Remote Husk Cemetery near Paulcer's
Knob has large trees growing within boundaries
Nearby is rock fences built by early
Husk families, no money for wire
By Bob Weaver
The hardy Husk families came to Calhoun before the Civil War, most settling the environs of the hardscrabble Husk Ridge and its neighboring hollows, while others settled along the West Fork of the Little Kanawha in the Altizer community, some are buried in that communities Husk Cemetery.
They were poor, long before we had official names to describe such a condition, with Calhoun people always saying, "They didn't know they were poor."
We have spent most of our lifetime traveling, researching and writing about the Husk Ridge, which once had about 50 families along its course.
Now there are none.
The Husks somehow managed to eek a livelihood well over hundred years ago from the steep mountains and narrow hollows, with very little flatland, holding their livestock with rock fences, too poor to buy barbed wire.
Few markers have names of about
20 people buried in cemetery
Over the years we have written about six ridge cemeteries wherein repose those early comers, but it wasn't until recently we finally made it to the seventh and most remote, the long abandoned Issac Husk Cemetery located a short distance from Paulcer's (Palsor) Knob, one of Calhoun's highest peaks.
The knob was named for Civil War veteran Paulcer McCune, who went AWOL and lived in a cave in a nearby hollow, hiding out for about a year. (See earlier stories)

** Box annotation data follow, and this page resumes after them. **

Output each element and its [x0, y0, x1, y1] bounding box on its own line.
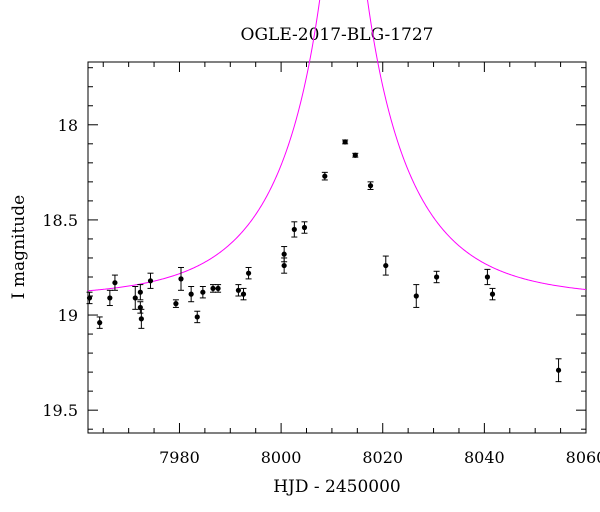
data-point-marker	[342, 139, 348, 145]
x-tick-label: 8060	[566, 448, 600, 467]
data-point	[240, 287, 247, 301]
data-point-marker	[200, 289, 206, 295]
data-point	[106, 289, 113, 307]
y-axis-label: I magnitude	[9, 195, 29, 299]
y-tick-label: 18	[58, 116, 78, 135]
data-point	[111, 274, 118, 291]
data-point	[342, 139, 349, 145]
data-point-marker	[245, 270, 252, 276]
data-point-marker	[215, 285, 221, 292]
data-point-marker	[434, 274, 440, 280]
data-point-marker	[147, 278, 154, 284]
data-point	[137, 301, 144, 314]
chart-title: OGLE-2017-BLG-1727	[241, 25, 434, 45]
data-point-marker	[138, 316, 144, 322]
data-point-marker	[367, 183, 374, 189]
data-point-marker	[301, 224, 308, 231]
data-point	[321, 171, 328, 181]
y-tick-label: 19.5	[42, 401, 78, 420]
data-point	[132, 286, 139, 310]
data-point-marker	[281, 262, 287, 269]
data-point-marker	[210, 285, 216, 292]
data-point-marker	[240, 291, 247, 297]
data-point	[281, 257, 288, 274]
data-point	[172, 299, 179, 308]
data-point-marker	[137, 289, 143, 295]
data-point-marker	[97, 320, 103, 326]
data-point	[210, 284, 217, 293]
data-point	[291, 221, 298, 238]
y-tick-label: 18.5	[42, 211, 78, 230]
data-point	[188, 286, 195, 303]
data-point	[413, 284, 420, 308]
data-point	[484, 268, 491, 286]
data-point-marker	[178, 276, 184, 282]
data-point-marker	[555, 367, 562, 373]
y-tick-labels: 18 18.5 19 19.5	[42, 116, 78, 420]
data-point	[86, 291, 93, 305]
x-tick-label: 8000	[261, 448, 302, 467]
x-tick-label: 7980	[159, 448, 200, 467]
data-point-marker	[484, 274, 491, 280]
data-point-marker	[352, 152, 358, 158]
data-point-marker	[137, 304, 143, 311]
data-point	[555, 358, 562, 383]
data-point-marker	[86, 295, 93, 301]
data-point	[301, 221, 308, 234]
data-point	[433, 270, 440, 284]
data-point	[367, 181, 374, 190]
data-point-marker	[413, 293, 419, 299]
data-point	[489, 287, 496, 301]
data-point-marker	[194, 314, 200, 320]
data-point	[177, 266, 184, 291]
data-point	[194, 310, 201, 324]
data-point-marker	[235, 287, 242, 293]
data-point-marker	[173, 301, 179, 307]
data-point-marker	[291, 226, 297, 233]
data-point	[96, 316, 103, 329]
data-point	[352, 152, 359, 158]
data-point	[245, 266, 252, 280]
x-tick-labels: 7980 8000 8020 8040 8060	[159, 448, 600, 467]
data-point-marker	[322, 173, 328, 179]
data-point-marker	[107, 295, 113, 301]
data-point-marker	[489, 291, 496, 297]
y-tick-label: 19	[58, 306, 78, 325]
model-curve	[87, 0, 587, 292]
data-point	[199, 286, 206, 299]
data-point-marker	[188, 291, 194, 297]
data-point	[382, 255, 389, 276]
data-point-marker	[112, 280, 118, 286]
data-point	[215, 284, 222, 293]
x-tick-label: 8040	[464, 448, 505, 467]
x-tick-label: 8020	[362, 448, 403, 467]
data-point	[235, 284, 242, 297]
data-point	[147, 272, 154, 289]
data-points	[86, 139, 562, 383]
data-point	[137, 284, 144, 301]
axis-ticks	[88, 62, 587, 433]
data-point	[281, 246, 288, 263]
x-axis-label: HJD - 2450000	[273, 477, 401, 497]
data-point-marker	[383, 262, 389, 269]
plot-frame	[87, 61, 587, 434]
data-point-marker	[281, 251, 287, 257]
data-point	[138, 308, 145, 329]
data-point-marker	[132, 295, 138, 301]
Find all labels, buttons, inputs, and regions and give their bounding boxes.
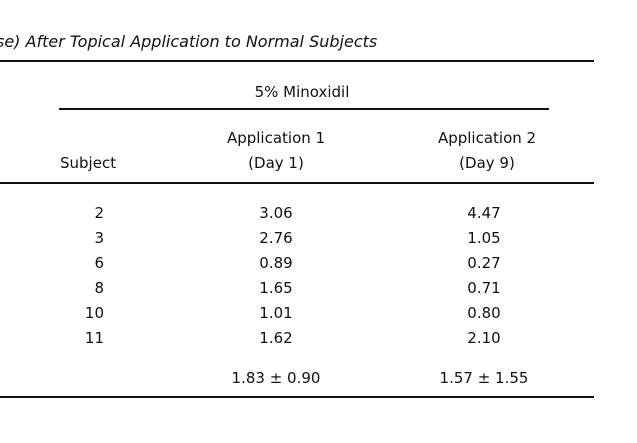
app2-cell: 0.27	[467, 254, 501, 272]
app1-cell: 3.06	[259, 204, 293, 222]
subject-cell: 8	[94, 279, 104, 297]
group-rule	[59, 108, 549, 110]
app2-cell: 0.71	[467, 279, 501, 297]
app1-cell: 2.76	[259, 229, 293, 247]
col-header-app1-line1: Application 1	[226, 129, 326, 147]
subject-cell: 2	[94, 204, 104, 222]
app2-cell: 1.05	[467, 229, 501, 247]
col-header-subject: Subject	[60, 154, 117, 172]
col-header-app2-line2: (Day 9)	[459, 154, 515, 172]
app1-cell: 1.65	[259, 279, 293, 297]
subject-cell: 3	[94, 229, 104, 247]
table-title: se) After Topical Application to Normal …	[0, 32, 378, 51]
app2-cell: 4.47	[467, 204, 501, 222]
app1-cell: 1.62	[259, 329, 293, 347]
app1-mean-sd: 1.83 ± 0.90	[231, 369, 321, 387]
bottom-rule	[0, 396, 594, 398]
app2-cell: 0.80	[467, 304, 501, 322]
app2-cell: 2.10	[467, 329, 501, 347]
subject-cell: 6	[94, 254, 104, 272]
app1-cell: 1.01	[259, 304, 293, 322]
header-rule	[0, 182, 594, 184]
group-header: 5% Minoxidil	[254, 83, 350, 101]
top-rule	[0, 60, 594, 62]
app2-mean-sd: 1.57 ± 1.55	[439, 369, 529, 387]
col-header-app1-line2: (Day 1)	[248, 154, 304, 172]
app1-cell: 0.89	[259, 254, 293, 272]
subject-cell: 10	[84, 304, 104, 322]
col-header-app2-line1: Application 2	[437, 129, 537, 147]
subject-cell: 11	[84, 329, 104, 347]
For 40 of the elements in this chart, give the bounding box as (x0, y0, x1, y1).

Emma Husk Carpenter (1870-1907), daughter of Wesley Husk,
and wife of Lewis Carpenter (1872-1952) reposes in cemetery
The cemetery is situated on a flat above a steep hillside where many of the families lived, accessed by a UTV compliments of Kenneth Starcher, winding through the dense woods, sometimes on old haul paths and through dense brush.
The cemetery likely has about 20 graves, only four with named markers.
The cemeteries namesake Issac "Ike" Husk (1846-1928) and his wife, Rachel West Husk (1850-1929).
They had nine children, some of which are buried in this cemetery, including daughter Cordelia Husk Boggs (1888-1938).
Issac and Rachel West Husk and some
of their nine children, early 1900s
Issac Husk's parents, early comers Samuel (1823-1888) and Dorcas Critchfield Husk (1827-1914) are buried above the West Fork of the Little Kanawha at Altizer.
Best remembered are members of the Blosser family, some of which are buried in the cemetery, children of John and Lovie M. Husk Blosser who lived in the nearby Board Fork hollow.
A marker stands for Betty J. Blosser.(1937-1955), who died from cerebral palsy in 1955.
She and her siblings, Larry (1936-1991), who graduated from Calhoun High in 1955 with his sister Bonnie, and sister Lila all walked the long distance from Board Fork to the Hur bus stop to catch Kelsey Dawson's bus.
The Blosser children appeared to be frail and barely had a change of clothes, a fact that few recognized at the time.
The trek to the bus stop was between 3-4 miles, but a rough trek it was, climbing the steep Paulcer Knob mountain from Board Fork, weaving around a path to the clay mud of the Husk Ridge Road, then on to the Village of Hur.
These years later I remember their cold faces on winter days, and their perseverance to make it to school.
I honored them while visiting the cemetery, also remembering the several hundred Calhoun kids who were in the same boat.